Pour l'instant neutre, Masumura signe un film agréable
Qu'il était loin le Masumura expressif et dérangeant,
Les Baisers ne semble même pas être une oeuvre de son auteur tant elle s'avère à des années lumières du style improbable que l'on connaît alternant critique sociale et perversion sans retenue. L'un des cinéastes les plus intéressants de la nouvelle vague (parmi Oshima ou Shinoda pour ne citer qu'eux) signe ici un pur film de studio, sans doute de commande pour les comptes de la Daiei, mettant en scène deux jeunes adultes tous deux concernés par l'incarcération de leurs pères respectifs. Durant une visite en prison, ces derniers vont se rencontrer pour finalement ne plus se lâcher. Masumura développe alors les rapports humains sous toutes leurs coutures, donnant ainsi un certain cachet à son oeuvre. Si on est bien loin des délires formels et sexuels de ses oeuvres les plus connues, on retiendra la qualité de ses interprètes insufflant un véritable vent de liberté -aussi bien économique que sexuelle ou politique- dans une société qui ne souhaite que des enfants modèles. Même la mère de Kinichi lui donne une valeur marchande et non pas affective, quoi que souvent imagée.

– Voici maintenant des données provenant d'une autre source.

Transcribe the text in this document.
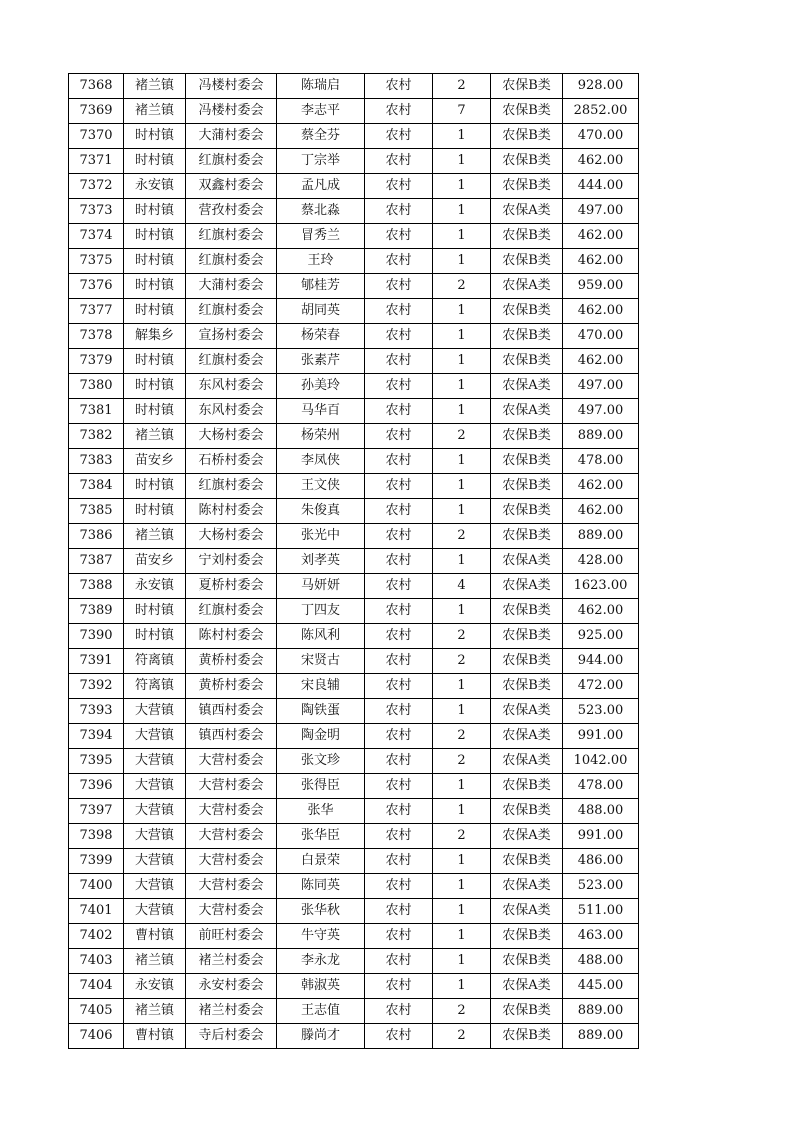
7368	褚兰镇	冯楼村委会	陈瑞启	农村	2	农保B类	928.00
7369	褚兰镇	冯楼村委会	李志平	农村	7	农保B类	2852.00
7370	时村镇	大蒲村委会	蔡全芬	农村	1	农保B类	470.00
7371	时村镇	红旗村委会	丁宗举	农村	1	农保B类	462.00
7372	永安镇	双鑫村委会	孟凡成	农村	1	农保B类	444.00
7373	时村镇	营孜村委会	蔡北淼	农村	1	农保A类	497.00
7374	时村镇	红旗村委会	冒秀兰	农村	1	农保B类	462.00
7375	时村镇	红旗村委会	王玲	农村	1	农保B类	462.00
7376	时村镇	大蒲村委会	郇桂芳	农村	2	农保A类	959.00
7377	时村镇	红旗村委会	胡同英	农村	1	农保B类	462.00
7378	解集乡	宣扬村委会	杨荣春	农村	1	农保B类	470.00
7379	时村镇	红旗村委会	张素芹	农村	1	农保B类	462.00
7380	时村镇	东风村委会	孙美玲	农村	1	农保A类	497.00
7381	时村镇	东风村委会	马华百	农村	1	农保A类	497.00
7382	褚兰镇	大杨村委会	杨荣州	农村	2	农保B类	889.00
7383	苗安乡	石桥村委会	李凤侠	农村	1	农保B类	478.00
7384	时村镇	红旗村委会	王文侠	农村	1	农保B类	462.00
7385	时村镇	陈村村委会	朱俊真	农村	1	农保B类	462.00
7386	褚兰镇	大杨村委会	张光中	农村	2	农保B类	889.00
7387	苗安乡	宁刘村委会	刘孝英	农村	1	农保A类	428.00
7388	永安镇	夏桥村委会	马妍妍	农村	4	农保A类	1623.00
7389	时村镇	红旗村委会	丁四友	农村	1	农保B类	462.00
7390	时村镇	陈村村委会	陈风利	农村	2	农保B类	925.00
7391	符离镇	黄桥村委会	宋贤古	农村	2	农保B类	944.00
7392	符离镇	黄桥村委会	宋良辅	农村	1	农保B类	472.00
7393	大营镇	镇西村委会	陶铁蛋	农村	1	农保A类	523.00
7394	大营镇	镇西村委会	陶金明	农村	2	农保A类	991.00
7395	大营镇	大营村委会	张文珍	农村	2	农保A类	1042.00
7396	大营镇	大营村委会	张得臣	农村	1	农保B类	478.00
7397	大营镇	大营村委会	张华	农村	1	农保B类	488.00
7398	大营镇	大营村委会	张华臣	农村	2	农保A类	991.00
7399	大营镇	大营村委会	白景荣	农村	1	农保B类	486.00
7400	大营镇	大营村委会	陈同英	农村	1	农保A类	523.00
7401	大营镇	大营村委会	张华秋	农村	1	农保A类	511.00
7402	曹村镇	前旺村委会	牛守英	农村	1	农保B类	463.00
7403	褚兰镇	褚兰村委会	李永龙	农村	1	农保B类	488.00
7404	永安镇	永安村委会	韩淑英	农村	1	农保A类	445.00
7405	褚兰镇	褚兰村委会	王志值	农村	2	农保B类	889.00
7406	曹村镇	寺后村委会	滕尚才	农村	2	农保B类	889.00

Sans être d'un pouvoir vraiment subversif, Les Baisers peut être appréhendé comme un film de vacance en plus d'une oeuvre de commande. On suit les ballades sentimentales -puis amoureuses- de deux jeunes libres comme l'air : paris sur des courses de vélo, séances shopping ou trempette à la plage. Un programme d'été sans grand intérêt mais la sublime Nozoe Hitomi illumine le film par son regard et sa manière de surjouer. Guère de dénonciation, l'intenable Masumura arrivera plus tard et si ses enjeux ne sont ici que d'ordre financier -et à la Daiei d'en profiter- son film parvient tout de même à susciter un certain attachement en dépit de son caractère gentillet. Amusante petite comédie dramatique sous fond d'argent et d'histoires de coeur vacillantes, Les Baisers sont jolis et vivants.